Obviously, For Doc1, all the 4 terms match. For each match, I want to give a percentage of 25% (I know in advance that there can only be a max of 4 expanded terms for a given term.
Going by this principle, I want to give the following score:
Doc1 (100) [Reason: All 4 terms match]
Doc2 (25) [Reason: Only FRNS term matches, rest don't match]

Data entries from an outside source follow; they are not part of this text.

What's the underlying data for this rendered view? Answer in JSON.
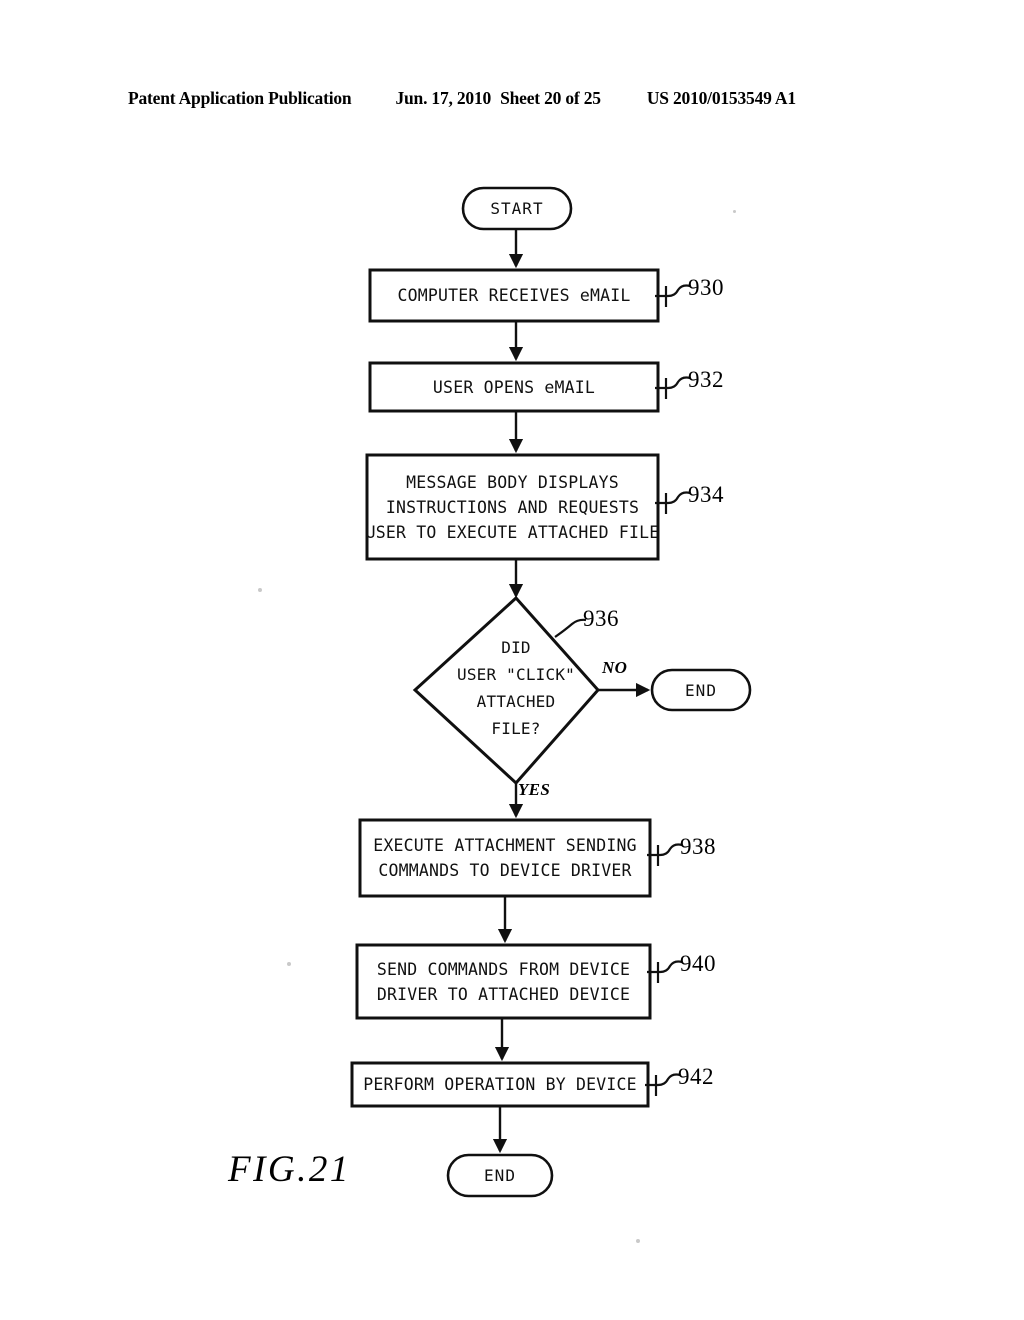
{
  "header": {
    "publication": "Patent Application Publication",
    "date": "Jun. 17, 2010",
    "sheet": "Sheet 20 of 25",
    "patent_number": "US 2010/0153549 A1"
  },
  "figure": {
    "caption": "FIG.21",
    "type": "flowchart"
  },
  "flowchart": {
    "nodes": [
      {
        "id": "start",
        "shape": "terminal",
        "label": "START"
      },
      {
        "id": "n930",
        "shape": "process",
        "label": "COMPUTER RECEIVES eMAIL",
        "ref": "930"
      },
      {
        "id": "n932",
        "shape": "process",
        "label": "USER OPENS eMAIL",
        "ref": "932"
      },
      {
        "id": "n934",
        "shape": "process",
        "ref": "934",
        "lines": [
          "MESSAGE BODY DISPLAYS",
          "INSTRUCTIONS AND REQUESTS",
          "USER TO EXECUTE ATTACHED FILE"
        ]
      },
      {
        "id": "n936",
        "shape": "decision",
        "ref": "936",
        "lines": [
          "DID",
          "USER \"CLICK\"",
          "ATTACHED",
          "FILE?"
        ]
      },
      {
        "id": "end_no",
        "shape": "terminal",
        "label": "END"
      },
      {
        "id": "n938",
        "shape": "process",
        "ref": "938",
        "lines": [
          "EXECUTE ATTACHMENT SENDING",
          "COMMANDS TO DEVICE DRIVER"
        ]
      },
      {
        "id": "n940",
        "shape": "process",
        "ref": "940",
        "lines": [
          "SEND COMMANDS FROM DEVICE",
          "DRIVER TO ATTACHED DEVICE"
        ]
      },
      {
        "id": "n942",
        "shape": "process",
        "label": "PERFORM OPERATION BY DEVICE",
        "ref": "942"
      },
      {
        "id": "end_yes",
        "shape": "terminal",
        "label": "END"
      }
    ],
    "branch_labels": {
      "no": "NO",
      "yes": "YES"
    },
    "line_color": "#101010"
  }
}
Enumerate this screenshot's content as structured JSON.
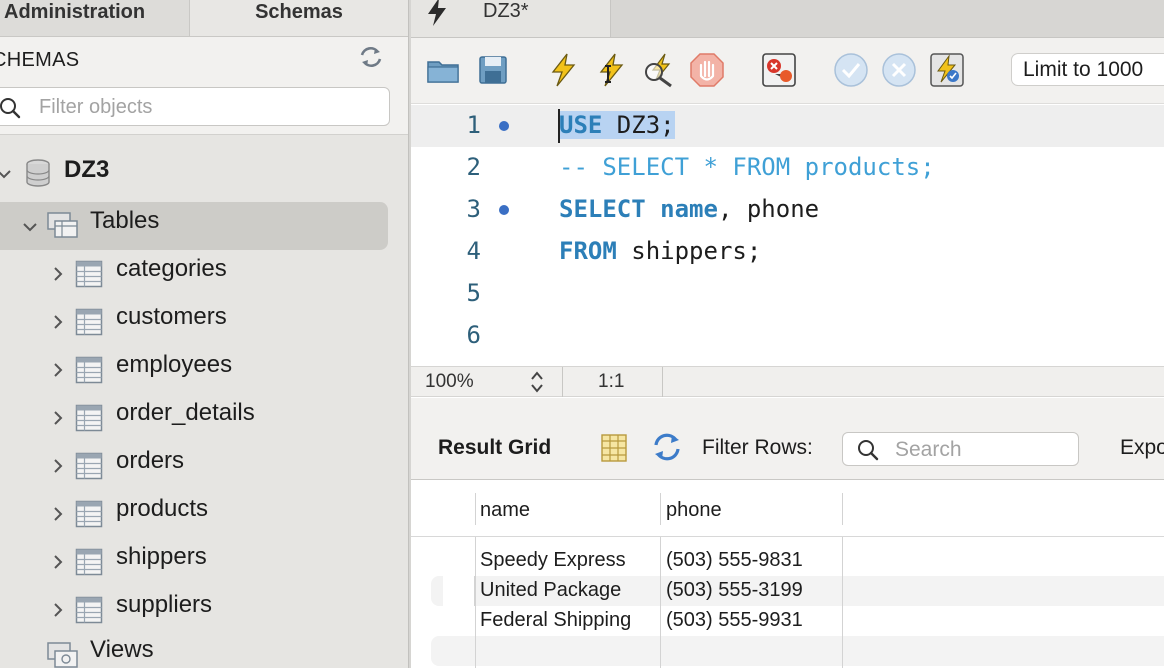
{
  "left_panel": {
    "tabs": {
      "administration": "Administration",
      "schemas": "Schemas"
    },
    "schemas_title": "CHEMAS",
    "filter_placeholder": "Filter objects",
    "database": "DZ3",
    "tables_label": "Tables",
    "tables": [
      "categories",
      "customers",
      "employees",
      "order_details",
      "orders",
      "products",
      "shippers",
      "suppliers"
    ],
    "views_label": "Views"
  },
  "editor": {
    "tab_label": "DZ3*",
    "limit_label": "Limit to 1000",
    "line_numbers": [
      "1",
      "2",
      "3",
      "4",
      "5",
      "6"
    ],
    "lines": {
      "l1_kw": "USE",
      "l1_rest": " DZ3;",
      "l2": "-- SELECT * FROM products;",
      "l3_kw1": "SELECT",
      "l3_kw2": "name",
      "l3_rest": ", phone",
      "l4_kw": "FROM",
      "l4_rest": " shippers;"
    },
    "zoom": "100%",
    "cursor_position": "1:1"
  },
  "result": {
    "grid_label": "Result Grid",
    "filter_rows_label": "Filter Rows:",
    "search_placeholder": "Search",
    "export_label": "Expo",
    "columns": [
      "name",
      "phone"
    ],
    "rows": [
      [
        "Speedy Express",
        "(503) 555-9831"
      ],
      [
        "United Package",
        "(503) 555-3199"
      ],
      [
        "Federal Shipping",
        "(503) 555-9931"
      ]
    ]
  },
  "colors": {
    "keyword": "#2c7fb8",
    "comment": "#3fa0d6",
    "selection": "#b8d3f2",
    "line_number": "#2d5f7a",
    "sidebar_bg": "#e6e5e2"
  },
  "icons": [
    "refresh-icon",
    "search-icon",
    "database-icon",
    "tables-folder-icon",
    "table-icon",
    "views-folder-icon",
    "lightning-icon",
    "open-folder-icon",
    "save-icon",
    "execute-icon",
    "execute-current-icon",
    "explain-icon",
    "stop-icon",
    "stop-on-error-icon",
    "commit-icon",
    "rollback-icon",
    "autocommit-icon",
    "form-editor-icon"
  ]
}
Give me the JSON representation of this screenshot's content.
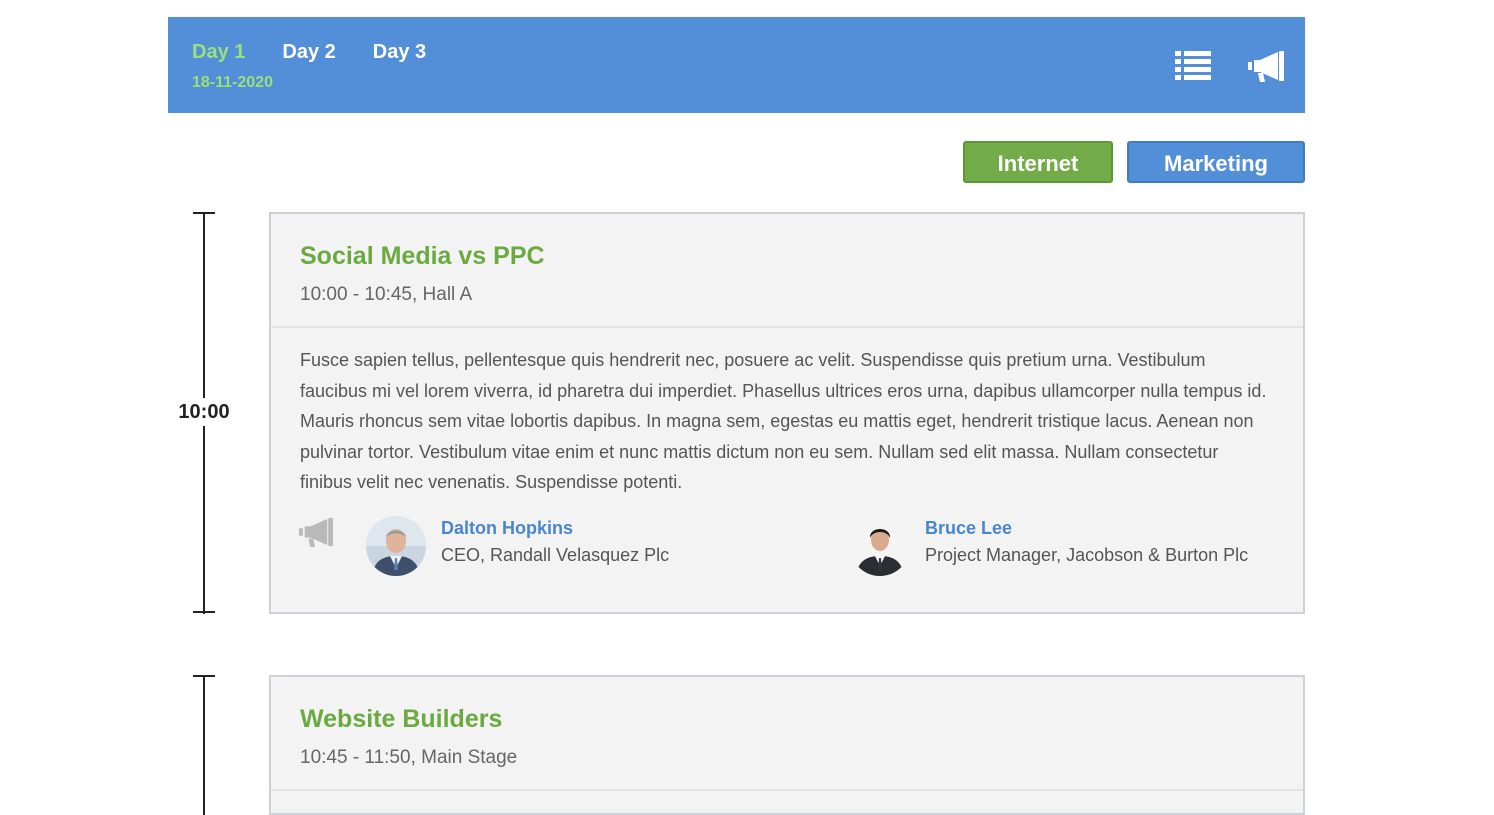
{
  "header": {
    "days": [
      "Day 1",
      "Day 2",
      "Day 3"
    ],
    "active_day": "Day 1",
    "date": "18-11-2020",
    "icons": [
      "list-icon",
      "megaphone-icon"
    ],
    "bg_color": "#538fd8",
    "active_color": "#9be07a"
  },
  "tags": {
    "internet": "Internet",
    "marketing": "Marketing",
    "internet_color": "#72ab48",
    "marketing_color": "#538fd8"
  },
  "timeline": {
    "first_time": "10:00"
  },
  "sessions": [
    {
      "title": "Social Media vs PPC",
      "meta": "10:00 - 10:45, Hall A",
      "description": "Fusce sapien tellus, pellentesque quis hendrerit nec, posuere ac velit. Suspendisse quis pretium urna. Vestibulum faucibus mi vel lorem viverra, id pharetra dui imperdiet. Phasellus ultrices eros urna, dapibus ullamcorper nulla tempus id. Mauris rhoncus sem vitae lobortis dapibus. In magna sem, egestas eu mattis eget, hendrerit tristique lacus. Aenean non pulvinar tortor. Vestibulum vitae enim et nunc mattis dictum non eu sem. Nullam sed elit massa. Nullam consectetur finibus velit nec venenatis. Suspendisse potenti.",
      "speakers": [
        {
          "name": "Dalton Hopkins",
          "role": "CEO, Randall Velasquez Plc"
        },
        {
          "name": "Bruce Lee",
          "role": "Project Manager, Jacobson & Burton Plc"
        }
      ]
    },
    {
      "title": "Website Builders",
      "meta": "10:45 - 11:50, Main Stage"
    }
  ]
}
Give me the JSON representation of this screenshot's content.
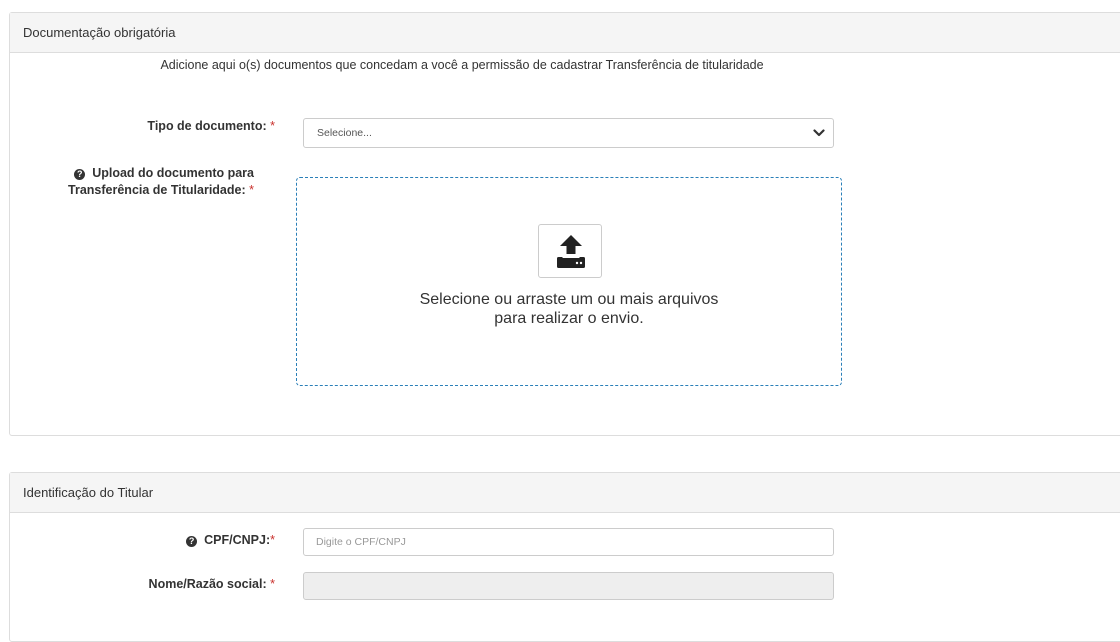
{
  "docs_panel": {
    "title": "Documentação obrigatória",
    "intro": "Adicione aqui o(s) documentos que concedam a você a permissão de cadastrar Transferência de titularidade",
    "doc_type": {
      "label": "Tipo de documento:",
      "required_mark": "*",
      "selected": "Selecione..."
    },
    "upload": {
      "label_line1": "Upload do documento para",
      "label_line2": "Transferência de Titularidade:",
      "required_mark": "*",
      "help_icon": "question-circle-icon",
      "drop_line1": "Selecione ou arraste um ou mais arquivos",
      "drop_line2": "para realizar o envio.",
      "button_icon": "upload-icon"
    }
  },
  "titular_panel": {
    "title": "Identificação do Titular",
    "cpf": {
      "label": "CPF/CNPJ:",
      "required_mark": "*",
      "placeholder": "Digite o CPF/CNPJ",
      "help_icon": "question-circle-icon"
    },
    "nome": {
      "label": "Nome/Razão social:",
      "required_mark": "*",
      "value": ""
    }
  },
  "colors": {
    "required": "#c9302c",
    "dropzone_border": "#2a7fb8",
    "heading_bg": "#f5f5f5"
  }
}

Now my question here is, to achieve this, is there any similarity module available out of the shelf? If not, I believe I should extend the DefaultSimilarity and override the necessary methods. But where is the module that calls the similarity module and sums up all the scores per document? The reason I ask is I will extend this weightage based scoring for other fields too in which case, the total score per document will be the sum of weighted average of individual fields. Therefore, I should also customise the code that sums up the scores of individual fields and override it to find the average. Can someone show some pointers please? Thanks.
Upvotes: 1
Views: 1200
Reputation: 19283
A good place to start this would be Jörg Prante project - https://github.com/jprante/elasticsearch-payload
Along with other projects , he have also extended similarity module.
Further on the implementation , I would advice you to look into the type field or payload field of the token to deduce the score.
In the following file - https://github.com/jprante/elasticsearch-payload/blob/master/src/main/java/org/xbib/elasticsearch/plugin/payload/PayloadPlugin.java
You can see following code sample on how to add similarity module.
public void onModule(SimilarityModule module) {
module.addSimilarity("payload_similarity", PayloadSimilarityProvider.class);
}
Upvotes: 1